The mean absolute error is effectively the measure of difference between two continuous variables. The mean absolute error is an average of the absolute errors e = Y-X and Y is prediction and X is the true value.

What is custom loss function

A custom loss function in Keras will improve the machine learning model performance in the ways we want. Hence this is very useful for solving specific problems efficiently.

Sometimes we need to use a loss function that is not provided by default in Keras. In that case we can construct our own custom loss function and pass to the function model.compile as a parameter.

We can create a custom loss function in Keras by writing a function that returns a scalar and takes the two arguments namely true value and predicted value.

Creating custom loss function

Now let us start creating the custom loss function. For this we need to import below libraries. First one is numpy which stands for numerical python and second one is keras.backend.

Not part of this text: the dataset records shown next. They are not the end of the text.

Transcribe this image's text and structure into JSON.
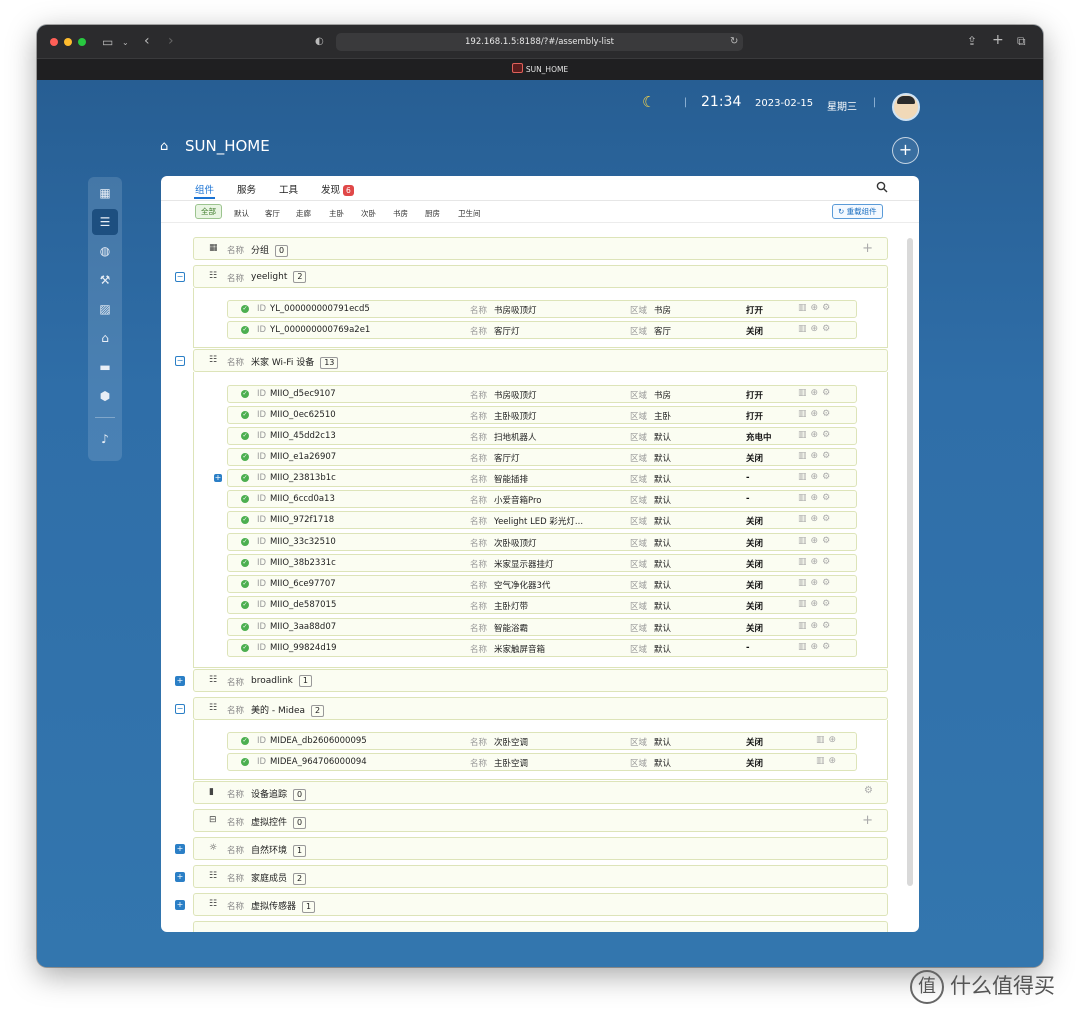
{
  "browser": {
    "url": "192.168.1.5:8188/?#/assembly-list",
    "tab_title": "SUN_HOME"
  },
  "header": {
    "time": "21:34",
    "date": "2023-02-15",
    "weekday": "星期三",
    "home_title": "SUN_HOME"
  },
  "tabs": [
    {
      "label": "组件"
    },
    {
      "label": "服务"
    },
    {
      "label": "工具"
    },
    {
      "label": "发现",
      "badge": "6"
    }
  ],
  "filters": [
    "全部",
    "默认",
    "客厅",
    "走廊",
    "主卧",
    "次卧",
    "书房",
    "厨房",
    "卫生间"
  ],
  "reload_label": "重载组件",
  "labels": {
    "name": "名称",
    "id": "ID",
    "area": "区域"
  },
  "groups": [
    {
      "name": "分组",
      "count": "0"
    },
    {
      "name": "yeelight",
      "count": "2"
    },
    {
      "name": "米家 Wi-Fi 设备",
      "count": "13"
    },
    {
      "name": "broadlink",
      "count": "1"
    },
    {
      "name": "美的 - Midea",
      "count": "2"
    },
    {
      "name": "设备追踪",
      "count": "0"
    },
    {
      "name": "虚拟控件",
      "count": "0"
    },
    {
      "name": "自然环境",
      "count": "1"
    },
    {
      "name": "家庭成员",
      "count": "2"
    },
    {
      "name": "虚拟传感器",
      "count": "1"
    }
  ],
  "devices": [
    {
      "id": "YL_000000000791ecd5",
      "name": "书房吸顶灯",
      "area": "书房",
      "status": "打开"
    },
    {
      "id": "YL_000000000769a2e1",
      "name": "客厅灯",
      "area": "客厅",
      "status": "关闭"
    },
    {
      "id": "MIIO_d5ec9107",
      "name": "书房吸顶灯",
      "area": "书房",
      "status": "打开"
    },
    {
      "id": "MIIO_0ec62510",
      "name": "主卧吸顶灯",
      "area": "主卧",
      "status": "打开"
    },
    {
      "id": "MIIO_45dd2c13",
      "name": "扫地机器人",
      "area": "默认",
      "status": "充电中"
    },
    {
      "id": "MIIO_e1a26907",
      "name": "客厅灯",
      "area": "默认",
      "status": "关闭"
    },
    {
      "id": "MIIO_23813b1c",
      "name": "智能插排",
      "area": "默认",
      "status": "-"
    },
    {
      "id": "MIIO_6ccd0a13",
      "name": "小爱音箱Pro",
      "area": "默认",
      "status": "-"
    },
    {
      "id": "MIIO_972f1718",
      "name": "Yeelight LED 彩光灯...",
      "area": "默认",
      "status": "关闭"
    },
    {
      "id": "MIIO_33c32510",
      "name": "次卧吸顶灯",
      "area": "默认",
      "status": "关闭"
    },
    {
      "id": "MIIO_38b2331c",
      "name": "米家显示器挂灯",
      "area": "默认",
      "status": "关闭"
    },
    {
      "id": "MIIO_6ce97707",
      "name": "空气净化器3代",
      "area": "默认",
      "status": "关闭"
    },
    {
      "id": "MIIO_de587015",
      "name": "主卧灯带",
      "area": "默认",
      "status": "关闭"
    },
    {
      "id": "MIIO_3aa88d07",
      "name": "智能浴霸",
      "area": "默认",
      "status": "关闭"
    },
    {
      "id": "MIIO_99824d19",
      "name": "米家触屏音箱",
      "area": "默认",
      "status": "-"
    },
    {
      "id": "MIDEA_db2606000095",
      "name": "次卧空调",
      "area": "默认",
      "status": "关闭"
    },
    {
      "id": "MIDEA_964706000094",
      "name": "主卧空调",
      "area": "默认",
      "status": "关闭"
    }
  ],
  "watermark": "什么值得买"
}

Backend is a library used in Keras which is for performing most of the computation like tensor products, convolutions and other similar activities with the help of libraries like Tensorflow. Hence backend engine can perform the computation and develop the various models. As we might guess Tensorflow is the default backend engine which can be changed as well.

import numpy

import keras.backend as kerback

Then we need to generate the sample data for calculating the loss value using the custom loss function that we will create. For that we will take the help of numpy library. Numpy has a class called random and the method called rand, we are going to use the rand method with two parameters 79 and 89 as shown in below code.

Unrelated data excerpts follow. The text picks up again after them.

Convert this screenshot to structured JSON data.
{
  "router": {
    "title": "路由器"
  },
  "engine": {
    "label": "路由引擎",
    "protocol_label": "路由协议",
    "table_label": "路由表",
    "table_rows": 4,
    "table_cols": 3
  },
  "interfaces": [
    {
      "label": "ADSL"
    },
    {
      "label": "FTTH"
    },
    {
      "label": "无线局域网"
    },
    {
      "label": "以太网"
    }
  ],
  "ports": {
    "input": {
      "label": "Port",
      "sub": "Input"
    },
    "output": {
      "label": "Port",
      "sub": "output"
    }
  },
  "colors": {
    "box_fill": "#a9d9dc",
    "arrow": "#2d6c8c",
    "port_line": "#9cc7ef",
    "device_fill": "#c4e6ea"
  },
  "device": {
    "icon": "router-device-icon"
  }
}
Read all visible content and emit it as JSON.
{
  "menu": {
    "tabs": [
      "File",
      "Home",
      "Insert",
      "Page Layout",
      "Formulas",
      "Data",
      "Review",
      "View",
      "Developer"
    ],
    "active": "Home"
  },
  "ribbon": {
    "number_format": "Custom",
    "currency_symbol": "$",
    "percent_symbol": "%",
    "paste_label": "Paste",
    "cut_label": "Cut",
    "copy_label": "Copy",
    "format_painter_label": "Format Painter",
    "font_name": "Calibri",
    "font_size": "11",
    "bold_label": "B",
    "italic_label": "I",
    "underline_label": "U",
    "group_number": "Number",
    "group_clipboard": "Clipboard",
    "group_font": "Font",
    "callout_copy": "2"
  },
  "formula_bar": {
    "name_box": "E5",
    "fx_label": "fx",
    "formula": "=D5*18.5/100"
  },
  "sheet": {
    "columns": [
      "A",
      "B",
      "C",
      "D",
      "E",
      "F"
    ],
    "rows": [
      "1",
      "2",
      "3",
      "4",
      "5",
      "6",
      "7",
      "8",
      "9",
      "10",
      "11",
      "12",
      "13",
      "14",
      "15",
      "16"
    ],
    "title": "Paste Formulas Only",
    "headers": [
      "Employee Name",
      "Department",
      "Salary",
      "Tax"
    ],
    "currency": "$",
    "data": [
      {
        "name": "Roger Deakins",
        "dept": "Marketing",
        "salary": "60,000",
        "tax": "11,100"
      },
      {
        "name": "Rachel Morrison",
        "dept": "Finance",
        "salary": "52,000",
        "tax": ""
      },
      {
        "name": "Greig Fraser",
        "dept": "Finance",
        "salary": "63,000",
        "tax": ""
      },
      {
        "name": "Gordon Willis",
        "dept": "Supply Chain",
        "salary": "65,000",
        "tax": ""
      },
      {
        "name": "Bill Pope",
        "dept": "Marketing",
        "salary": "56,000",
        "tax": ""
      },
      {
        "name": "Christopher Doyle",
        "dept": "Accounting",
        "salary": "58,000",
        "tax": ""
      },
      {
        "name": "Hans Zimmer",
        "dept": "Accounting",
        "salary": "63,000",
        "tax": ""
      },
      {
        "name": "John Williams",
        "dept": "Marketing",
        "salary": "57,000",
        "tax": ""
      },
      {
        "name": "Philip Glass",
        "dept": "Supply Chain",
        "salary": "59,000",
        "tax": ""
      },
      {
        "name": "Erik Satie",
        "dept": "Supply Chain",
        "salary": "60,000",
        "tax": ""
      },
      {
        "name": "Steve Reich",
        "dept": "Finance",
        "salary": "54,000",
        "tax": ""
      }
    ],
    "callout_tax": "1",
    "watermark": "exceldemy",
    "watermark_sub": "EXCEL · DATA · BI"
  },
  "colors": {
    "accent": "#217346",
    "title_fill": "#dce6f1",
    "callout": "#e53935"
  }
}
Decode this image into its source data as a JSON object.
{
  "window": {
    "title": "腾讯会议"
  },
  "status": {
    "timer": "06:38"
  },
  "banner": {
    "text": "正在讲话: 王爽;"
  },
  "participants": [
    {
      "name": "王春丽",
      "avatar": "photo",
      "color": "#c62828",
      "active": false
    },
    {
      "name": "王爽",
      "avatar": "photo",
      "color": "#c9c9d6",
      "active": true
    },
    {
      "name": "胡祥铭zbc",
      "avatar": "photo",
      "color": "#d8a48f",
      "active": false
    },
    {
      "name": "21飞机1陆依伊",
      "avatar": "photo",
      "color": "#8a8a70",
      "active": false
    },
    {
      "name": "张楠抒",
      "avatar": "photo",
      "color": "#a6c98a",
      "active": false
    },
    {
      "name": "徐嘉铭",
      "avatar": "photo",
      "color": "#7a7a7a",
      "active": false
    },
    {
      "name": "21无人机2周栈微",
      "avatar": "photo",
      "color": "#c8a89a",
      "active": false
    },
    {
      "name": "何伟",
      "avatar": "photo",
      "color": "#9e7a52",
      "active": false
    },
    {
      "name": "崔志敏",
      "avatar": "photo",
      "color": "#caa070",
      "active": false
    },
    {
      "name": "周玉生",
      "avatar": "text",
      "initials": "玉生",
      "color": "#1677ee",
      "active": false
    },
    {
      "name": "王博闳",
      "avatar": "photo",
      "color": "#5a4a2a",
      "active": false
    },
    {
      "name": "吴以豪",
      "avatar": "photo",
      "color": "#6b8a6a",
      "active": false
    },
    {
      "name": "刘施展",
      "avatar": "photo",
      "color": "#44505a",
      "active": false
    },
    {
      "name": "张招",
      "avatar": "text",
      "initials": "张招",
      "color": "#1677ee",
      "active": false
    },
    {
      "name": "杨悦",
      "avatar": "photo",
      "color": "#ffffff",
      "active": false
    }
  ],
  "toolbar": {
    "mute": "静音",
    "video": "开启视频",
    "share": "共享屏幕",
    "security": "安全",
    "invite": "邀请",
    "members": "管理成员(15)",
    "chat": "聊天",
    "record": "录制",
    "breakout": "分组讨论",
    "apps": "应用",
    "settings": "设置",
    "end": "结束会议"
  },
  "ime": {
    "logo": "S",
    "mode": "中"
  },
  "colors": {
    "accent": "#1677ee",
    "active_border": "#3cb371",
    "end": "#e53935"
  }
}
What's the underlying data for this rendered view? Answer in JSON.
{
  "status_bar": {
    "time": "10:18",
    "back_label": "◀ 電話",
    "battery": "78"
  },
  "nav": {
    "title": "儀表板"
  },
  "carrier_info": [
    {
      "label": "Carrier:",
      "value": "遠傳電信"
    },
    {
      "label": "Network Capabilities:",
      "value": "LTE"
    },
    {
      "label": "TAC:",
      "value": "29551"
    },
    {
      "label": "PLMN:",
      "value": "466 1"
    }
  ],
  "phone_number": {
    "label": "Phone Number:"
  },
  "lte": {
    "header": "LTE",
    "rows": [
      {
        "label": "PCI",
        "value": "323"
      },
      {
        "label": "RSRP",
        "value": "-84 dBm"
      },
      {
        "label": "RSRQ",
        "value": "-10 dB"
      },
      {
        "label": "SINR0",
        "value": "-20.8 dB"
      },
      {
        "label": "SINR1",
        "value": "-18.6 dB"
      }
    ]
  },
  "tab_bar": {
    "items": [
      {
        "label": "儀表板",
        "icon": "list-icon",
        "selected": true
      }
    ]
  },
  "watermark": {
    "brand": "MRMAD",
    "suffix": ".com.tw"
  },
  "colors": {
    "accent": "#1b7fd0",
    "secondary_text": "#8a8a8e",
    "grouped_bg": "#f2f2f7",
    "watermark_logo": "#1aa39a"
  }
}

Similarly to generate predicted values we are going to use rand method of random class for numpy. We will be passing the two values 79 and 89 as parameter to this function as well.

actual = numpy.random.rand(79,89)

predicted = numpy.random.rand(79,89)

After we are ready with actual and predicted values we are going to create a custom loss function called my_loss as shown below. The my_loss function will take two parameters namely actual and predicted. After that inside the my_loss function we are going to use keras backend as kerback and call the mean function on this class. The mean function will take kerback.sum as argument.

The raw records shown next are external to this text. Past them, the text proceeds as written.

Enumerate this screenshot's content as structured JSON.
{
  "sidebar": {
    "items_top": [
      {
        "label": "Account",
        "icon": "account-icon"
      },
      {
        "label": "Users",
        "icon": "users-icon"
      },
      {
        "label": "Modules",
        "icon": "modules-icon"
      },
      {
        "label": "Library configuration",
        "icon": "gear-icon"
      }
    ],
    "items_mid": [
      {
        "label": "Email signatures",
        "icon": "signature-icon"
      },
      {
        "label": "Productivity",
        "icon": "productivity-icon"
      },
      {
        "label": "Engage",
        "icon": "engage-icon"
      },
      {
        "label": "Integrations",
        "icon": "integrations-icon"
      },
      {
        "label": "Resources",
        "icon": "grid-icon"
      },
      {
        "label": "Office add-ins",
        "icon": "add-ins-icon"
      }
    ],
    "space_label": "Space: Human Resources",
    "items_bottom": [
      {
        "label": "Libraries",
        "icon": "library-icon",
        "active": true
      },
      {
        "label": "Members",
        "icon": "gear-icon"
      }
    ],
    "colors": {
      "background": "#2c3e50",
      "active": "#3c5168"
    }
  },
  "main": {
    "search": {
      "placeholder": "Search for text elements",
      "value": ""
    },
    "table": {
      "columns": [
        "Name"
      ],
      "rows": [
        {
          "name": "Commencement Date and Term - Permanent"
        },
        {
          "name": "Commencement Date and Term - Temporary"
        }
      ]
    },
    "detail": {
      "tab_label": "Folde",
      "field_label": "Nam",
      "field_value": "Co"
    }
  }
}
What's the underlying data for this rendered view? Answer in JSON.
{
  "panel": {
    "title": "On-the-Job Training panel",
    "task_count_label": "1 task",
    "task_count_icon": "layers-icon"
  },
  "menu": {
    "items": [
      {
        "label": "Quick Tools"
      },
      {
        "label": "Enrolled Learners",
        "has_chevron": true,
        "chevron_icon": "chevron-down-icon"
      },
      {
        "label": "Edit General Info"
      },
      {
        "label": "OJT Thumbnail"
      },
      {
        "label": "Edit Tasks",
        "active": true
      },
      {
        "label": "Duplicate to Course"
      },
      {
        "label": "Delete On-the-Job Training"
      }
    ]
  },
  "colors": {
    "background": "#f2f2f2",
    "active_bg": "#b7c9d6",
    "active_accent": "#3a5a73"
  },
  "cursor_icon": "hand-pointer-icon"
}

The kerback.sum method will take the kerback.square as argument. The square function is taking the difference of actual and predicted values and it is dividing it by actual multiplied by predicted. This is our custom implementation.

The my_loss function is returning the my_loss value as shown the code below.

def my_loss(actual, predicted):

my_loss_value=kerback.mean(kerback.sum(kerback.square((actual-predicted)/(actual*predicted))))

return my_loss_value

After the above my_loss function returns the value, we are going to print it. We are passing keras backend eval function as argument of the print function.

The eval function is taking the my_loss function as parameter and the my_loss function , in turn taking the actual and predicted values as its parameter.

print(kerback.eval(my_loss(actual,predicted)))

You can finally use this loss function in model.compile function as below.

model.compile(loss=my_loss,optimizer=optimizer)

Compiling keras model utilises some efficient numerical libraries implicitly also called backend which is actually like TensorFlow and Theano. The backend part of keras has the ability to choose best way to represent the network for training automatically.

While we start compiling the model we need to specify few additional properties compared to when training the model.

One important thing to specify is the loss function to be used to calculate a bunch of weights.

Note that the compile function has another parameter called optimizer: This object denotes the training method. The common used optimizers are named as rmsprop, Adam, sgd etc.

Custom loss function with custom signature:

Up till now, though we have created a custom loss function and used it to compile our model we have not been able to change the number of parameters of our loss function. In some cases you may like to use a third parameter, other than actual and predicted to be used for loss calculation.

In this case one of the ways to implement this is to wrap our standard loss function my_loss (actual, predicted) inside another function with any number of parameters, with whatever you want as third parameter of calculation and return the loss function my_loss (actual, predicted) which has the required signature. The example code is shown below with a wrapper function returning the custom loss function called my_loss. Note that, in this code we are using a third parameter param3 while calculating the loss.

def my_loss_wrapper(param3):

def my_loss(actual, predicted):

my_loss_value=kerback.mean(kerback.sum(kerback.square((actual-predicted)/(param3))))

return my_loss_value

return my_loss

Conclusion:

It all depends upon your particular use case, what kind of loss function you may like to write. I found it is really a bit cleaner to utilise Keras backend rather than TensorFlow directly for simple custom loss functions like this one. I hope you liked this implementation and would like to try a custom loss function on your own for keras.